Julia Meehan, managing editor, fertilisers, ICIS, has examines the impact that the pandemic has had on the fertiliser market and how this is affecting other interconnected areas such as food-supply chains
The domino effect of the coronavirus, as it has spread across the globe, has so far had a limited impact on the fertiliser industry. However, the full effects of the global pandemic are starting to show in some sectors owing to cashflow problems caused by decomposing crops, such as fruit and vegetables.
China, having been the epicentre of the pandemic, is starting to get back to normal and production rates have increased for all fertilisers. The nation is the largest fertiliser consumer in the world, on average consuming close to 50mn tones per year.
When lockdown began in China, the impact was huge in terms of cuts in production owing to a shortage of labour. Problems with transportation, by both rail, road and sea, also had a big impact up and down the fertiliser chain resulting in stock piling up.
The biggest impact for China was on phosphoric acid which is used to produce phosphate. Fertiliser facilities in Hubei province account for up to a third of the country’s total capacity. Because of this, China turned from the largest exporter of diammonium phosphate (DAP) to a net importer.
However, as China started to ease its way out of lockdown, the flow of all fertilisers has recovered very quickly and life is getting back to normal again.
Urea was less impacted in China with Hubei province only accounting for around three per cent over China’s total capacity.
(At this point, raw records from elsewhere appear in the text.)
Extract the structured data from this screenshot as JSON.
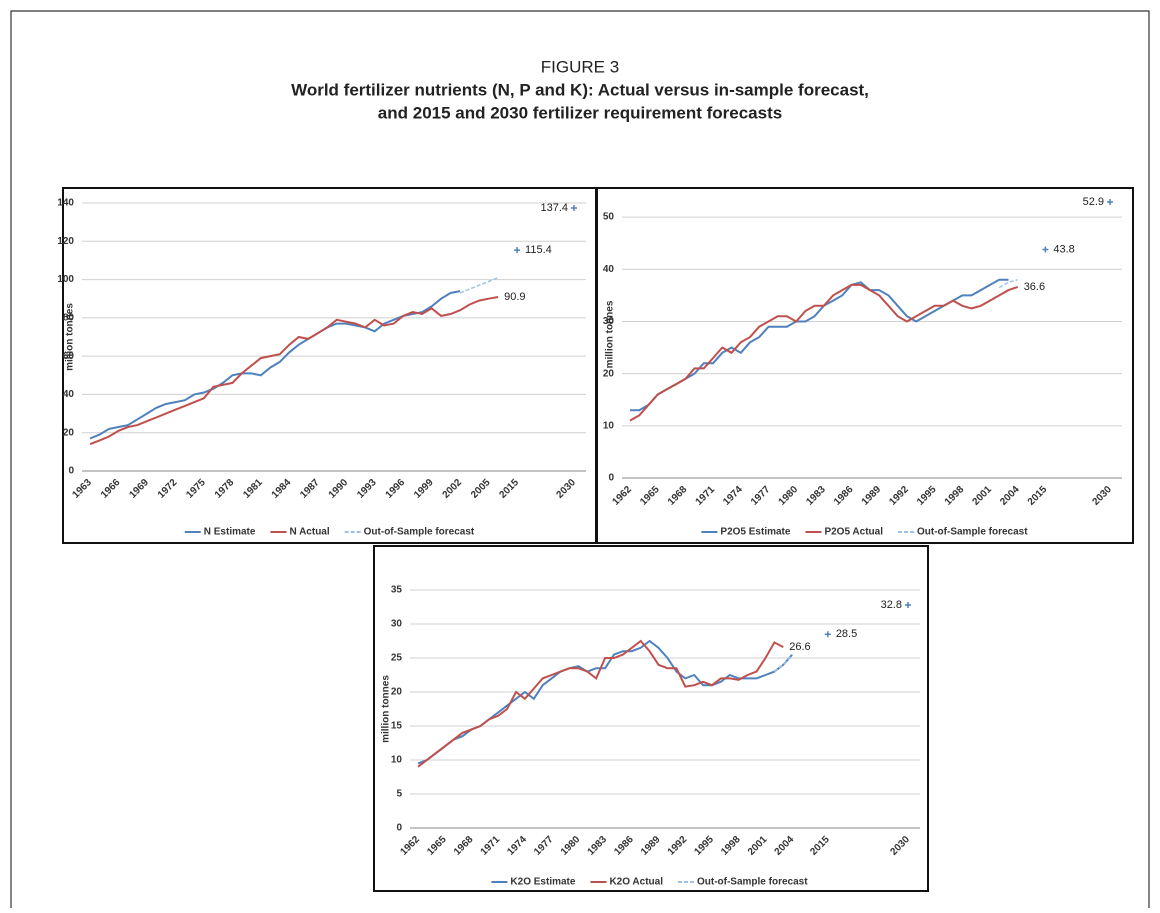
{
  "figure": {
    "label": "FIGURE 3",
    "title": [
      "World fertilizer nutrients (N, P and K): Actual versus in-sample forecast,",
      "and 2015 and 2030 fertilizer requirement forecasts"
    ]
  },
  "chart_data": [
    {
      "type": "line",
      "y_label": "million tonnes",
      "grid": true,
      "ylim": [
        0,
        140
      ],
      "yticks": [
        0,
        20,
        40,
        60,
        80,
        100,
        120,
        140
      ],
      "categories": [
        "1963",
        null,
        null,
        "1966",
        null,
        null,
        "1969",
        null,
        null,
        "1972",
        null,
        null,
        "1975",
        null,
        null,
        "1978",
        null,
        null,
        "1981",
        null,
        null,
        "1984",
        null,
        null,
        "1987",
        null,
        null,
        "1990",
        null,
        null,
        "1993",
        null,
        null,
        "1996",
        null,
        null,
        "1999",
        null,
        null,
        "2002",
        null,
        null,
        "2005",
        null,
        null,
        "2015",
        null,
        null,
        null,
        null,
        null,
        "2030"
      ],
      "series": [
        {
          "name": "N Estimate",
          "color": "#4f81bd",
          "values": [
            17,
            19,
            22,
            23,
            24,
            27,
            30,
            33,
            35,
            36,
            37,
            40,
            41,
            43,
            46,
            50,
            51,
            51,
            50,
            54,
            57,
            62,
            66,
            69,
            72,
            75,
            77,
            77,
            76,
            75,
            73,
            77,
            79,
            81,
            82,
            83,
            86,
            90,
            93,
            94,
            null,
            null,
            null,
            null,
            null,
            null,
            null,
            null,
            null,
            null,
            null,
            null
          ]
        },
        {
          "name": "N Actual",
          "color": "#c0504d",
          "values": [
            14,
            16,
            18,
            21,
            23,
            24,
            26,
            28,
            30,
            32,
            34,
            36,
            38,
            44,
            45,
            46,
            51,
            55,
            59,
            60,
            61,
            66,
            70,
            69,
            72,
            75,
            79,
            78,
            77,
            75,
            79,
            76,
            77,
            81,
            83,
            82,
            85,
            81,
            82,
            84,
            87,
            89,
            90,
            90.9,
            null,
            null,
            null,
            null,
            null,
            null,
            null,
            null
          ]
        },
        {
          "name": "Out-of-Sample forecast",
          "color": "#9dc3e6",
          "values": [
            null,
            null,
            null,
            null,
            null,
            null,
            null,
            null,
            null,
            null,
            null,
            null,
            null,
            null,
            null,
            null,
            null,
            null,
            null,
            null,
            null,
            null,
            null,
            null,
            null,
            null,
            null,
            null,
            null,
            null,
            null,
            null,
            null,
            null,
            null,
            null,
            null,
            null,
            null,
            93,
            95,
            97,
            99,
            101,
            null,
            115.4,
            null,
            null,
            null,
            null,
            null,
            137.4
          ]
        }
      ]
    },
    {
      "type": "line",
      "y_label": "million tonnes",
      "grid": true,
      "ylim": [
        0,
        55
      ],
      "yticks": [
        0,
        10,
        20,
        30,
        40,
        50
      ],
      "categories": [
        "1962",
        null,
        null,
        "1965",
        null,
        null,
        "1968",
        null,
        null,
        "1971",
        null,
        null,
        "1974",
        null,
        null,
        "1977",
        null,
        null,
        "1980",
        null,
        null,
        "1983",
        null,
        null,
        "1986",
        null,
        null,
        "1989",
        null,
        null,
        "1992",
        null,
        null,
        "1995",
        null,
        null,
        "1998",
        null,
        null,
        "2001",
        null,
        null,
        "2004",
        null,
        null,
        "2015",
        null,
        null,
        null,
        null,
        null,
        null,
        "2030"
      ],
      "series": [
        {
          "name": "P2O5 Estimate",
          "color": "#4f81bd",
          "values": [
            13,
            13,
            14,
            16,
            17,
            18,
            19,
            20,
            22,
            22,
            24,
            25,
            24,
            26,
            27,
            29,
            29,
            29,
            30,
            30,
            31,
            33,
            34,
            35,
            37,
            37.5,
            36,
            36,
            35,
            33,
            31,
            30,
            31,
            32,
            33,
            34,
            35,
            35,
            36,
            37,
            38,
            38,
            null,
            null,
            null,
            null,
            null,
            null,
            null,
            null,
            null,
            null,
            null
          ]
        },
        {
          "name": "P2O5 Actual",
          "color": "#c0504d",
          "values": [
            11,
            12,
            14,
            16,
            17,
            18,
            19,
            21,
            21,
            23,
            25,
            24,
            26,
            27,
            29,
            30,
            31,
            31,
            30,
            32,
            33,
            33,
            35,
            36,
            37,
            37,
            36,
            35,
            33,
            31,
            30,
            31,
            32,
            33,
            33,
            34,
            33,
            32.5,
            33,
            34,
            35,
            36,
            36.6,
            null,
            null,
            null,
            null,
            null,
            null,
            null,
            null,
            null,
            null
          ]
        },
        {
          "name": "Out-of-Sample forecast",
          "color": "#9dc3e6",
          "values": [
            null,
            null,
            null,
            null,
            null,
            null,
            null,
            null,
            null,
            null,
            null,
            null,
            null,
            null,
            null,
            null,
            null,
            null,
            null,
            null,
            null,
            null,
            null,
            null,
            null,
            null,
            null,
            null,
            null,
            null,
            null,
            null,
            null,
            null,
            null,
            null,
            null,
            null,
            null,
            null,
            36.5,
            37.5,
            38,
            null,
            null,
            43.8,
            null,
            null,
            null,
            null,
            null,
            null,
            52.9
          ]
        }
      ]
    },
    {
      "type": "line",
      "y_label": "million tonnes",
      "grid": true,
      "ylim": [
        0,
        35
      ],
      "yticks": [
        0,
        5,
        10,
        15,
        20,
        25,
        30,
        35
      ],
      "categories": [
        "1962",
        null,
        null,
        "1965",
        null,
        null,
        "1968",
        null,
        null,
        "1971",
        null,
        null,
        "1974",
        null,
        null,
        "1977",
        null,
        null,
        "1980",
        null,
        null,
        "1983",
        null,
        null,
        "1986",
        null,
        null,
        "1989",
        null,
        null,
        "1992",
        null,
        null,
        "1995",
        null,
        null,
        "1998",
        null,
        null,
        "2001",
        null,
        null,
        "2004",
        null,
        null,
        null,
        "2015",
        null,
        null,
        null,
        null,
        null,
        null,
        null,
        null,
        "2030"
      ],
      "series": [
        {
          "name": "K2O Estimate",
          "color": "#4f81bd",
          "values": [
            9.5,
            10,
            11,
            12,
            13,
            13.5,
            14.5,
            15,
            16,
            17,
            18,
            19,
            20,
            19,
            21,
            22,
            23,
            23.5,
            23.8,
            23,
            23.5,
            23.5,
            25.5,
            26,
            26,
            26.5,
            27.5,
            26.5,
            25,
            23,
            22,
            22.5,
            21,
            21,
            21.5,
            22.5,
            22,
            22,
            22,
            22.5,
            23,
            24,
            25.5,
            null,
            null,
            null,
            null,
            null,
            null,
            null,
            null,
            null,
            null,
            null,
            null,
            null
          ]
        },
        {
          "name": "K2O Actual",
          "color": "#c0504d",
          "values": [
            9,
            10,
            11,
            12,
            13,
            14,
            14.5,
            15,
            16,
            16.5,
            17.5,
            20,
            19,
            20.5,
            22,
            22.5,
            23,
            23.5,
            23.5,
            23,
            22,
            25,
            25,
            25.5,
            26.5,
            27.5,
            26,
            24,
            23.5,
            23.5,
            20.8,
            21,
            21.5,
            21,
            22,
            22,
            21.8,
            22.5,
            23,
            25,
            27.3,
            26.6,
            null,
            null,
            null,
            null,
            null,
            null,
            null,
            null,
            null,
            null,
            null,
            null,
            null,
            null
          ]
        },
        {
          "name": "Out-of-Sample forecast",
          "color": "#9dc3e6",
          "values": [
            null,
            null,
            null,
            null,
            null,
            null,
            null,
            null,
            null,
            null,
            null,
            null,
            null,
            null,
            null,
            null,
            null,
            null,
            null,
            null,
            null,
            null,
            null,
            null,
            null,
            null,
            null,
            null,
            null,
            null,
            null,
            null,
            null,
            null,
            null,
            null,
            null,
            null,
            null,
            null,
            23,
            24,
            25.5,
            null,
            null,
            null,
            28.5,
            null,
            null,
            null,
            null,
            null,
            null,
            null,
            null,
            32.8
          ]
        }
      ]
    }
  ]
}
As the pandemic spread across nations, many countries started to feel the full impact of the deadly virus at a time when fertiliser application was at a seasonal high, particularly for the northern hemisphere. Indeed, during March, demand for all fertilisers was healthy and the value of feedstocks and nutrients held steady and in some instances firmed. There was pressure on pricing in April-May but the fertiliser sector most certainly did not experience the sharp and dramatic price falls seen in related markets such as gas, oil and petrochemicals.
In June, sentiment has turned and most fertiliser prices have increased.
As the virus took hold as it moved across the global, agricultural and industrial sectors learned lessons from China and many were given government support. The transportation of fertilisers across European boarders continued but with strict measures in place to protect truck drivers and the workforce.
There appears to have been be no serious demand destruction across the fertiliser sector since the first case of the virus outside China was confirmed on 13 January 2020. For many producers, cooperatives, wholesalers and farmers it has been business as usual.
Currency fluctuations, political unrest and huge levels of unemployment in both developed and developing nations will inevitably have an impact in the months and years ahead.
Regardless of all of these factors, the world still needs feeding. And considering that up to 50 per cent of the food we eat would not be available without fertilisers, this is an industry that will remain robust and continue to be deemed essential.